Unlearning stereotypes

In Opinion

The year was 1992 and I was starting seventh-grade in a high school in Singapore. It was during a history class and the topic was World War II. In 1942, the British lost Singapore to Japan which led to two-and-a-half years of dictatorship ruling. I sat in my chair, my eyes glued to the TV, as the teacher put in a documentary video on the sufferings the Japanese Army put people through. I cringed as the video revealed stories of countless killings of helpless children, forced prostitution and torture techniques. I was close to tears when the teacher turned on the lights.

There was a moment of silence before one of my classmates turned and looked at me. She pointed her fingers at me and shouted, “Traitor! Look what your people did to my people.” Suddenly, all 40 pairs of eyes focused on me. Sensing the hostilities, I sank down in my chair, silently praying that a hole would miraculously appear and suck me into an oblivious vacuum.

For the first time in my life, I had been singled out for my heritage. I was blamed for something I had no control over. I learned that day what it feels like to be misunderstood and to be a part of a negative stereotype.

There’s a Chinese saying (and no, Confucius didn’t say it.), “You can’t use one bamboo stick to overturn a whole boat of people.” Which basically means, you can’t base a stereotype as a reflection for the whole group.

Nowadays, stereotyping is considered a taboo word. Just look at the notice boards around the campus. Different clubs sponsor speakers and events to educate and break stereotypes.

Not all Native Americans are casino owners or sit around telling ancient stories.

Not all Mexican Americans are on welfare or only speak Spanish or belong to a street gang.

Not all Asians excel in school and eat exotic foods like frogs.

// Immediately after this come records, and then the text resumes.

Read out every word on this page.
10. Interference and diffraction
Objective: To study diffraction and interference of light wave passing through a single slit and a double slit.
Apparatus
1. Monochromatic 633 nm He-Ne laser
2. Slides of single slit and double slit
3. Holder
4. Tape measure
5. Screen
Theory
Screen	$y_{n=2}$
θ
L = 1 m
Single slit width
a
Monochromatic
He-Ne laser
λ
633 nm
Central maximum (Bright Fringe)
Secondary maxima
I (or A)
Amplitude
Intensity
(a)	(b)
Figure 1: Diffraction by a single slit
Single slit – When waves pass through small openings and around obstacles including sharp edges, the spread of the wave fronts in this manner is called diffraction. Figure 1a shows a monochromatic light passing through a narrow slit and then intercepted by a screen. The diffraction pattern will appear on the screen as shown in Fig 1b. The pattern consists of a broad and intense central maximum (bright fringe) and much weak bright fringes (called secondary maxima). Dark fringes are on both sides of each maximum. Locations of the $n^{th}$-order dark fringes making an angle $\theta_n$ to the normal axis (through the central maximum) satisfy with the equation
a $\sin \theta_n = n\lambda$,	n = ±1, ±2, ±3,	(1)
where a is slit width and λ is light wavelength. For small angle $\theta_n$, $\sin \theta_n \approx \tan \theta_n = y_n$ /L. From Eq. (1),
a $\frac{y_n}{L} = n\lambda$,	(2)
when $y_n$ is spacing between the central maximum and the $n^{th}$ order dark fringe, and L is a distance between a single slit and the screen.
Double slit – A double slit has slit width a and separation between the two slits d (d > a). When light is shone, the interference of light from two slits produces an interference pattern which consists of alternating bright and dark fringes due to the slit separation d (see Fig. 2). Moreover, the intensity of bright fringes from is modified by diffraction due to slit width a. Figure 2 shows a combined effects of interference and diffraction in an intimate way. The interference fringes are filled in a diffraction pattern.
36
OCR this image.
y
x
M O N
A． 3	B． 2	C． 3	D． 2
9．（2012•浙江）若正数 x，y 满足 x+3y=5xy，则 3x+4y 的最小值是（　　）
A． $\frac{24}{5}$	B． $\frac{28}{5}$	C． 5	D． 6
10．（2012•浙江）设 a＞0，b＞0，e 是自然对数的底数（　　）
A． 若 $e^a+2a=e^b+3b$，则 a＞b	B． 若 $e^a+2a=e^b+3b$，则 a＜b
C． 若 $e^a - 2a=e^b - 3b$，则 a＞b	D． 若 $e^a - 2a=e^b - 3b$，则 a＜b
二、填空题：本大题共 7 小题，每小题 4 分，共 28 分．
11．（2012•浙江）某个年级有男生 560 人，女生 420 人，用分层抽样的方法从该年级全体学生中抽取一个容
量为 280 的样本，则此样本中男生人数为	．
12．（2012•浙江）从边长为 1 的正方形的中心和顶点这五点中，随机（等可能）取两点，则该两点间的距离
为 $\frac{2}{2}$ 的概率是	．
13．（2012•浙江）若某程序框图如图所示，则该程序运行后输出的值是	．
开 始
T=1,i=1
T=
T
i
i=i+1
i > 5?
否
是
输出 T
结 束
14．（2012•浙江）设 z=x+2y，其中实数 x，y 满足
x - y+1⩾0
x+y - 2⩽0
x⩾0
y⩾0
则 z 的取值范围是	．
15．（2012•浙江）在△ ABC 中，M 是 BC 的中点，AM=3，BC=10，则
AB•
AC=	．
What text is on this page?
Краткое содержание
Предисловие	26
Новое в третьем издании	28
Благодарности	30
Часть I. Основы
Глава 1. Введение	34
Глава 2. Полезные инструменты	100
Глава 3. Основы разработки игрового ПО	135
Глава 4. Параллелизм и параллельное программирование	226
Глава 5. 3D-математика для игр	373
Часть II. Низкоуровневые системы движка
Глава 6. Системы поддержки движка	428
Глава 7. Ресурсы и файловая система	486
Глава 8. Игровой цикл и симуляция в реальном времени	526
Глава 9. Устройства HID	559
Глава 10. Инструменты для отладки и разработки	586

Not all African Americans play basketball, listen to gangsta rap and speak Ebonics.
I’m barely scratching the surface here and there are hundreds of different stereotypes on ethnicity, gender, age, sexual orientations, or religion. I am guilty of many of them, both negative and positive stereotypes.

According to “Understanding Psychology” by Robert S. Feldman, psychologists listed several strategies to diminish the effects of prejudice and discrimination.

One of the strategies is to increase contact between the target of stereotyping and the holder of the stereotype. Situations where there is relatively intimate contact, where the individuals are of equal status, or where participants must cooperate with one another or are dependent.

An alternative approach suggests that people who believe in equality and fair treatment of others but hold negative stereotypes should be made to understand that their views are inconsistent.

Probably the most direct means of changing schemes is through education, by teaching people to be more aware of the positive characteristics of targets of stereotyping.

Unfortunately, even though Cal State Fullerton is actively advocating education against stereotyping, the students are not as willing to learn. Recently, I went to a forum titled, “Intercultural Symposium on Race and Religion,” which was an open discussion led by students and professors on the topic of racial and religious stereotypes. I wasn’t surprised to find out that most of the students who attended were minorities. Similarly, when I attended a forum on homophobia, most of the people who attended were members of the Lesbian Gay Bisexual Association.

I’m not denying that people who attended those forums benefited a lot but do you see the irony here? Where is the rest of the “majority” of the campus population?

Even though America has come a long way since the Civil Rights movement of 1965, subtle and obvious incidents of stereotyping, prejudice and discrimination still exists. College is merely a small-scale reflection of the society we live in. We are provided with so many different opportunities to learn about different cultures and philosophies but we fail to utilize it.

It is impossible to end discrimination and prejudice if no one is willing to make the effort to change and learn. What good is concentrating on pursuing higher education when one doesn’t even have time to learn about their neighbor?

As another Chinese saying states, “You live to an old age, you learn till that old age.” Maybe it is time to start learning about something that would make a difference.